L’économie du Canada a fait preuve de résilience et la croissance est repartie à la hausse en 2024. Toutefois, en termes de PIB par habitant, les résultats sont depuis quelques années inférieurs à ceux d’autres pays de l’OCDE. L’activité économique est maintenant confrontée à d’importantes difficultés qui tiennent à la hausse des droits de douane imposés par les États-Unis, du fait des liens très étroits qui existent entre les deux économies, et aux incertitudes qui pèsent sur la situation économique mondiale. De plus, le Canada doit affronter plusieurs défis économiques structurels, parmi lesquels une productivité peu élevée, un fort endettement des ménages conjugué à une faible accessibilité du logement et une forte exposition à des risques physiques liés au climat. La population canadienne a augmenté fortement depuis quelques années, ce qui a conduit le gouvernement à ajuster et recalibrer ses objectifs d’immigration.
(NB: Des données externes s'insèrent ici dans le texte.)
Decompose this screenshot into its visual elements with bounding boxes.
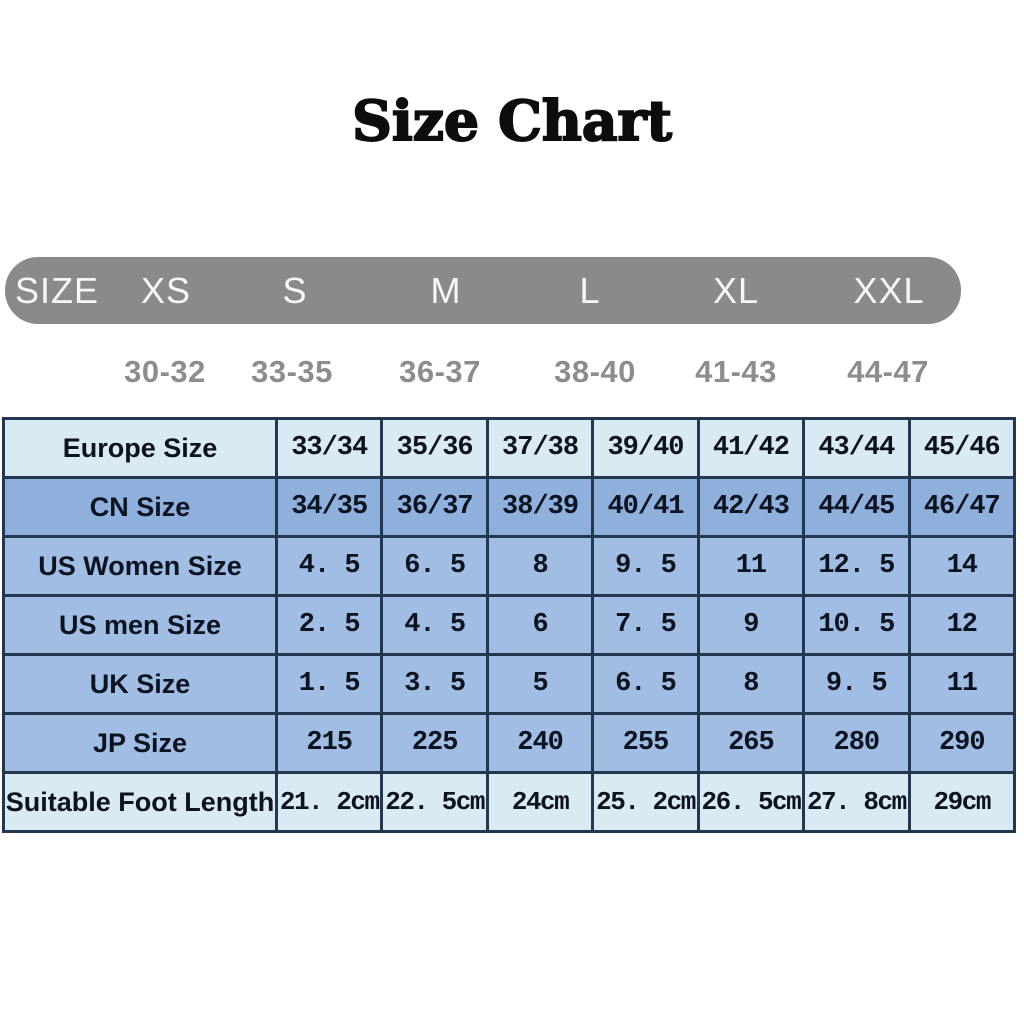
value-cell: 215 [274, 712, 384, 774]
table-row: CN Size 34/35 36/37 38/39 40/41 42/43 44/45 46/… [2, 476, 1017, 538]
value-cell: 12. 5 [802, 535, 911, 597]
size-ranges-row: 30-32 33-35 36-37 38-40 41-43 44-47 [0, 351, 1024, 393]
value-cell: 41/42 [696, 417, 806, 479]
value-cell: 36/37 [380, 476, 489, 538]
size-table: Europe Size 33/34 35/36 37/38 39/40 41/42 43/4… [2, 417, 1017, 833]
value-cell: 34/35 [274, 476, 384, 538]
row-label-cell: Europe Size [2, 417, 278, 479]
value-cell: 1. 5 [274, 653, 384, 715]
row-label-cell: JP Size [2, 712, 278, 774]
value-cell: 24cm [485, 771, 595, 833]
value-cell: 26. 5cm [696, 771, 806, 833]
value-cell: 37/38 [485, 417, 595, 479]
value-cell: 33/34 [274, 417, 384, 479]
value-cell: 5 [485, 653, 595, 715]
size-range-label: 30-32 [124, 354, 206, 389]
size-range-label: 44-47 [847, 354, 929, 389]
size-label-xxl: XXL [853, 269, 925, 311]
row-label-cell: US Women Size [2, 535, 278, 597]
value-cell: 3. 5 [380, 653, 489, 715]
value-cell: 11 [907, 653, 1017, 715]
value-cell: 290 [907, 712, 1017, 774]
value-cell: 27. 8cm [802, 771, 911, 833]
table-row: US men Size 2. 5 4. 5 6 7. 5 9 10. 5 12 [2, 594, 1017, 656]
row-label-cell: Suitable Foot Length [2, 771, 278, 833]
size-label-xl: XL [712, 269, 760, 311]
value-cell: 44/45 [802, 476, 911, 538]
table-row: Europe Size 33/34 35/36 37/38 39/40 41/42 43/4… [2, 417, 1017, 479]
value-cell: 9. 5 [802, 653, 911, 715]
value-cell: 4. 5 [380, 594, 489, 656]
value-cell: 39/40 [591, 417, 700, 479]
size-bar: SIZE XS S M L XL XXL [5, 257, 961, 324]
value-cell: 7. 5 [591, 594, 700, 656]
value-cell: 46/47 [907, 476, 1017, 538]
value-cell: 25. 2cm [591, 771, 700, 833]
page-title: Size Chart [351, 87, 673, 154]
size-range-label: 41-43 [695, 354, 777, 389]
size-range-label: 38-40 [554, 354, 636, 389]
value-cell: 42/43 [696, 476, 806, 538]
value-cell: 6. 5 [591, 653, 700, 715]
table-row: US Women Size 4. 5 6. 5 8 9. 5 11 12. 5 14 [2, 535, 1017, 597]
value-cell: 6 [485, 594, 595, 656]
value-cell: 9 [696, 594, 806, 656]
row-label-cell: UK Size [2, 653, 278, 715]
value-cell: 2. 5 [274, 594, 384, 656]
size-label-s: S [282, 269, 308, 311]
size-label-m: M [430, 269, 462, 311]
value-cell: 38/39 [485, 476, 595, 538]
size-label-xs: XS [140, 269, 192, 311]
value-cell: 8 [696, 653, 806, 715]
value-cell: 14 [907, 535, 1017, 597]
size-bar-label: SIZE [14, 269, 100, 311]
value-cell: 255 [591, 712, 700, 774]
value-cell: 45/46 [907, 417, 1017, 479]
table-row: Suitable Foot Length 21. 2cm 22. 5cm 24cm 25… [2, 771, 1017, 833]
row-label-cell: US men Size [2, 594, 278, 656]
value-cell: 8 [485, 535, 595, 597]
table-row: JP Size 215 225 240 255 265 280 290 [2, 712, 1017, 774]
value-cell: 240 [485, 712, 595, 774]
value-cell: 6. 5 [380, 535, 489, 597]
value-cell: 22. 5cm [380, 771, 489, 833]
value-cell: 4. 5 [274, 535, 384, 597]
size-label-l: L [579, 269, 601, 311]
value-cell: 43/44 [802, 417, 911, 479]
row-label-cell: CN Size [2, 476, 278, 538]
value-cell: 10. 5 [802, 594, 911, 656]
value-cell: 265 [696, 712, 806, 774]
size-range-label: 36-37 [399, 354, 481, 389]
value-cell: 9. 5 [591, 535, 700, 597]
value-cell: 280 [802, 712, 911, 774]
value-cell: 225 [380, 712, 489, 774]
value-cell: 21. 2cm [274, 771, 384, 833]
value-cell: 12 [907, 594, 1017, 656]
table-row: UK Size 1. 5 3. 5 5 6. 5 8 9. 5 11 [2, 653, 1017, 715]
size-range-label: 33-35 [251, 354, 333, 389]
value-cell: 11 [696, 535, 806, 597]
value-cell: 35/36 [380, 417, 489, 479]
value-cell: 40/41 [591, 476, 700, 538]
value-cell: 29cm [907, 771, 1017, 833]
Cette hausse démographique sensible a certes contribué à la vigueur de la croissance de la main-d’œuvre, mais elle a aussi mis à mal une productivité du travail déjà peu dynamique.
Dans ce contexte, les quatre principaux messages à retenir de la présente Étude sont les suivants :
Le cadre politique du Canada pour la stabilité macroéconomique reste solide, avec des finances publiques robustes et un secteur bancaire bien capitalisé. Toutefois, il est possible d’améliorer encore l’efficacité du système fiscal et de réduire davantage les risques liés au marché hypothécaire. Face au choc commercial, les autorités monétaires et budgétaires devraient rester flexibles et se tenir prêtes à intervenir en cas de concrétisation des risques.
La croissance rapide de la population a exacerbé les problèmes préexistants d’accessibilité financière du logement. Pour rétablir celle-ci, les pouvoirs publics ont à juste titre mis l’accent sur des mesures visant à stimuler l’offre de logements et fournir des aides aux populations vulnérables. La réforme des lois sur le zonage devrait continuer et les procédures d’octroi d’autorisations devraient être accélérées. Il faudrait aussi améliorer l’accessibilité des logements sociaux et abordables.
Le changement climatique nécessite une accélération sensible des efforts d’adaptation. Les politiques publiques devraient avoir pour objectif de permettre une meilleure divulgation des risques, d’empêcher l’aménagement foncier dans les zones à risque, d’améliorer la résilience des infrastructures et de renforcer la couverture par les assurances.
Améliorer les résultats du Canada en matière de productivité nécessite de conjuguer plusieurs mesures, notamment de rééquilibrer les aides à la R-D, de réduire les obstacles réglementaires sur les marchés intérieurs, de renforcer la concurrence, de stimuler la transformation numérique de l’économie et de mieux utiliser les compétences et les talents des femmes au sein de la population active.